The best dwc grower DD has the res at 64 ,has no pathogen issues and here is what he gets--


----------



## nukethewhales (Oct 9, 2012)

Seems like you know why a hot root zone works cause you read about it.. but you don't know how to hit those levels safely in your rez without breeding bad stuff. first thing to remember is its not the hot rootzone that increases growth but a colder canopy and hot root zone. Plants see no real growth increase if the roots are 73 degrees and the canopy is 73. so properly chilling you're room and heating your roots is important. Unfortunately roots need oxygen as well and heating your rez water decreases the ability to hold oxygen. So its not so much about the root slim but a combination of dissolved oxygen problems and root slim choking even more oxygen from plants. You could try a biobucket or a germicidal lamp with frequent water changes but that still doesn't remove the problems of oxygen deprivation. You could trying flooding the rez like a flood and drain system with easy drying media like pea rocks while putting bubbling airstones at the bottom to create a dwc/flood drain system with germicidal lamps cleaning the solution in between floods and the rocks can be used as a thermal heat sink to keep root zone warm..

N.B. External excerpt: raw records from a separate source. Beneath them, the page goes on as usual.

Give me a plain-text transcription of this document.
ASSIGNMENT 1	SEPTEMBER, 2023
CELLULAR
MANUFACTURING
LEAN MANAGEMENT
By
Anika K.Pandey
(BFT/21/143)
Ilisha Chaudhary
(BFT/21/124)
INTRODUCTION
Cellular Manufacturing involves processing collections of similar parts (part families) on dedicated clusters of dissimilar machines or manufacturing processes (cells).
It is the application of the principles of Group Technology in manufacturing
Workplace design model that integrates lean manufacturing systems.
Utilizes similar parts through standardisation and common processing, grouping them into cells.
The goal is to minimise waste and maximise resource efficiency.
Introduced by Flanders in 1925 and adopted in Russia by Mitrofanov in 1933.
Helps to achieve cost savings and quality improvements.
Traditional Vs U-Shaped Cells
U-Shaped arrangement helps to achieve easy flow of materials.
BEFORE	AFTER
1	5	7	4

But why make things harder than they have to be get a big pot and wrap a heat blanket or something around it using the soil as heat sink and water normally while keeping room temps optimal ... so much easier


----------



## espoker19 (Oct 10, 2012)

Thanks for the info. Those buds look amazing. I cranked my reservoir temp down to 64. Their roots look like they're loving it already.


----------



## BUDies (Jan 18, 2013)

is it going to matter in soil the temps you water with?


----------